We recommend that all divers, including new recreational divers, should consider a technical capable dive computer which will give them room to grow in the sport, rather than buying a cheap recreational computer that will soon need to be replaced.
Shearwater dive computers offer a simplified recreational mode for new divers, and will not need to be replaced even as the diver moves into advanced trimix and CCR.
A technical dive computer must be capable of programing both open circuit and CCR for multiple gas mixes of air, nitrox, and trimix that can be switched during the dive.
Upgradeability and support
Diving decompression and decompression modelling are not an exact science and are constantly improving. Better dive computers will offer ongoing support and updates so that your dive computer will always be running the latest software.
ABOUT GRADIENT FACTORS
Buhlmann’s tissue model has 16 hypothetical tissue compartments (with different gas absorption rates and saturation values) that are tracked during a dive in order to determine each tissue compartment’s inert gas pressure.

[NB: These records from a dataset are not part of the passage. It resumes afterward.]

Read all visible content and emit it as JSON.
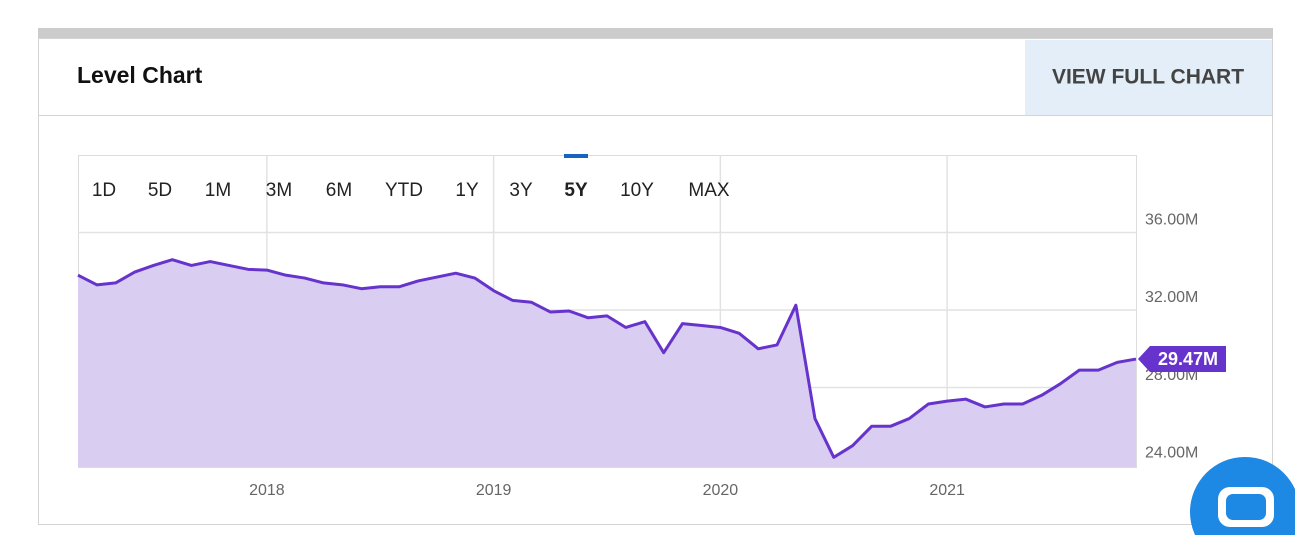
{
  "header": {
    "title": "Level Chart",
    "button": "VIEW FULL CHART"
  },
  "ranges": [
    "1D",
    "5D",
    "1M",
    "3M",
    "6M",
    "YTD",
    "1Y",
    "3Y",
    "5Y",
    "10Y",
    "MAX"
  ],
  "selected_range": "5Y",
  "chart_data": {
    "type": "area",
    "x": [
      2017.167,
      2017.25,
      2017.333,
      2017.417,
      2017.5,
      2017.583,
      2017.667,
      2017.75,
      2017.833,
      2017.917,
      2018.0,
      2018.083,
      2018.167,
      2018.25,
      2018.333,
      2018.417,
      2018.5,
      2018.583,
      2018.667,
      2018.75,
      2018.833,
      2018.917,
      2019.0,
      2019.083,
      2019.167,
      2019.25,
      2019.333,
      2019.417,
      2019.5,
      2019.583,
      2019.667,
      2019.75,
      2019.833,
      2019.917,
      2020.0,
      2020.083,
      2020.167,
      2020.25,
      2020.333,
      2020.417,
      2020.5,
      2020.583,
      2020.667,
      2020.75,
      2020.833,
      2020.917,
      2021.0,
      2021.083,
      2021.167,
      2021.25,
      2021.333,
      2021.417,
      2021.5,
      2021.583,
      2021.667,
      2021.75,
      2021.833
    ],
    "series": [
      {
        "name": "Level",
        "color": "#6633cc",
        "fill": "#d9cef1",
        "values": [
          33.8,
          33.3,
          33.4,
          33.96,
          34.3,
          34.6,
          34.3,
          34.5,
          34.3,
          34.1,
          34.06,
          33.8,
          33.65,
          33.4,
          33.3,
          33.1,
          33.2,
          33.2,
          33.5,
          33.7,
          33.9,
          33.65,
          33.0,
          32.5,
          32.4,
          31.9,
          31.95,
          31.6,
          31.7,
          31.1,
          31.4,
          29.8,
          31.3,
          31.2,
          31.1,
          30.8,
          30.0,
          30.2,
          32.25,
          26.4,
          24.4,
          25.0,
          26.0,
          26.0,
          26.4,
          27.15,
          27.3,
          27.4,
          27.0,
          27.15,
          27.15,
          27.6,
          28.2,
          28.9,
          28.9,
          29.3,
          29.47
        ]
      }
    ],
    "current_label": "29.47M",
    "xlim": [
      2017.167,
      2021.833
    ],
    "xticks": [
      2018,
      2019,
      2020,
      2021
    ],
    "ylim": [
      23.9,
      40
    ],
    "yticks": [
      {
        "value": 24,
        "label": "24.00M"
      },
      {
        "value": 28,
        "label": "28.00M"
      },
      {
        "value": 32,
        "label": "32.00M"
      },
      {
        "value": 36,
        "label": "36.00M"
      }
    ],
    "grid": true
  }
}
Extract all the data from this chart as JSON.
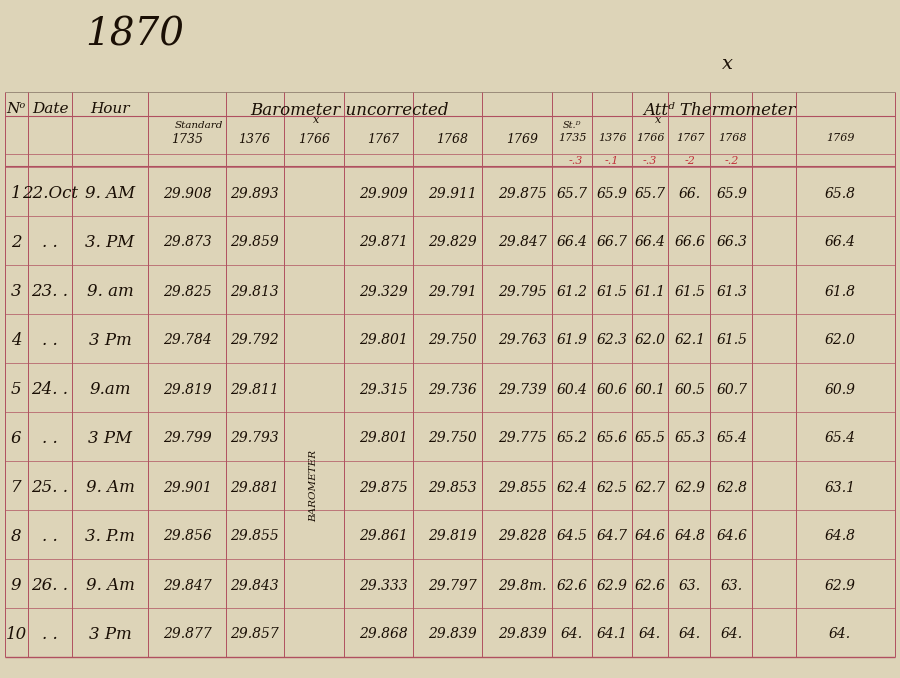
{
  "bg_color": "#ddd4b8",
  "title_text": "1870",
  "x_mark": "x",
  "rows": [
    {
      "no": "1",
      "date": "22.Oct",
      "hour": "9. AM",
      "b0": "29.908",
      "b1": "29.893",
      "b3": "29.909",
      "b4": "29.911",
      "b5": "29.875",
      "t0": "65.7",
      "t1": "65.9",
      "t2": "65.7",
      "t3": "66.",
      "t4": "65.9",
      "t5": "65.8"
    },
    {
      "no": "2",
      "date": ". .",
      "hour": "3. PM",
      "b0": "29.873",
      "b1": "29.859",
      "b3": "29.871",
      "b4": "29.829",
      "b5": "29.847",
      "t0": "66.4",
      "t1": "66.7",
      "t2": "66.4",
      "t3": "66.6",
      "t4": "66.3",
      "t5": "66.4"
    },
    {
      "no": "3",
      "date": "23. .",
      "hour": "9. am",
      "b0": "29.825",
      "b1": "29.813",
      "b3": "29.329",
      "b4": "29.791",
      "b5": "29.795",
      "t0": "61.2",
      "t1": "61.5",
      "t2": "61.1",
      "t3": "61.5",
      "t4": "61.3",
      "t5": "61.8"
    },
    {
      "no": "4",
      "date": ". .",
      "hour": "3 Pm",
      "b0": "29.784",
      "b1": "29.792",
      "b3": "29.801",
      "b4": "29.750",
      "b5": "29.763",
      "t0": "61.9",
      "t1": "62.3",
      "t2": "62.0",
      "t3": "62.1",
      "t4": "61.5",
      "t5": "62.0"
    },
    {
      "no": "5",
      "date": "24. .",
      "hour": "9.am",
      "b0": "29.819",
      "b1": "29.811",
      "b3": "29.315",
      "b4": "29.736",
      "b5": "29.739",
      "t0": "60.4",
      "t1": "60.6",
      "t2": "60.1",
      "t3": "60.5",
      "t4": "60.7",
      "t5": "60.9"
    },
    {
      "no": "6",
      "date": ". .",
      "hour": "3 PM",
      "b0": "29.799",
      "b1": "29.793",
      "b3": "29.801",
      "b4": "29.750",
      "b5": "29.775",
      "t0": "65.2",
      "t1": "65.6",
      "t2": "65.5",
      "t3": "65.3",
      "t4": "65.4",
      "t5": "65.4"
    },
    {
      "no": "7",
      "date": "25. .",
      "hour": "9. Am",
      "b0": "29.901",
      "b1": "29.881",
      "b3": "29.875",
      "b4": "29.853",
      "b5": "29.855",
      "t0": "62.4",
      "t1": "62.5",
      "t2": "62.7",
      "t3": "62.9",
      "t4": "62.8",
      "t5": "63.1"
    },
    {
      "no": "8",
      "date": ". .",
      "hour": "3. P.m",
      "b0": "29.856",
      "b1": "29.855",
      "b3": "29.861",
      "b4": "29.819",
      "b5": "29.828",
      "t0": "64.5",
      "t1": "64.7",
      "t2": "64.6",
      "t3": "64.8",
      "t4": "64.6",
      "t5": "64.8"
    },
    {
      "no": "9",
      "date": "26. .",
      "hour": "9. Am",
      "b0": "29.847",
      "b1": "29.843",
      "b3": "29.333",
      "b4": "29.797",
      "b5": "29.8m.",
      "t0": "62.6",
      "t1": "62.9",
      "t2": "62.6",
      "t3": "63.",
      "t4": "63.",
      "t5": "62.9"
    },
    {
      "no": "10",
      "date": ". .",
      "hour": "3 Pm",
      "b0": "29.877",
      "b1": "29.857",
      "b3": "29.868",
      "b4": "29.839",
      "b5": "29.839",
      "t0": "64.",
      "t1": "64.1",
      "t2": "64.",
      "t3": "64.",
      "t4": "64.",
      "t5": "64."
    }
  ],
  "line_color": "#b05060",
  "text_color": "#1a0f05",
  "red_color": "#c0303a"
}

As a diver ascends, the tissue compartments start to release pressure (off- gas). Buhlmann gave each tissue compartment a maximum pressure value which, if exceeded, will result in getting bent (M-value).
Gradient Factor = (Tissue Compartment Pressure - Ambient Pressure) / (M Value - Ambient Pressure)
The gradient factor formula tells us that (a) at or above GF=1, you are at Buhlmann’s M-value and should be bent, and (b) when tissue compartment pressure reaches ambient pressure, then the GF=0.
Baker’s ascent strategy is to ascend to your first stop which gives a Low GF such as LowGF=0.30 and to exit the water at the surface with an acceptable High GF such as HighGF=0.80. At each stop depth the acceptable GF is higher but may not exceed the MaxGF determined by the line between HighGF and LowGF:
MaxGF = HighGF - (HighGF - LowGF)/LowGF Depth * Current Depth
Therefore at each stop diver must off-gas enough tissue compartment pressure so that Max GF is not exceeded at the next stop.
E.g. a gradient factor of 20/80 means the first stop is 20% of the M-value, and the diver exits the water at 80% of the M-value (or 80% of the way to being bent).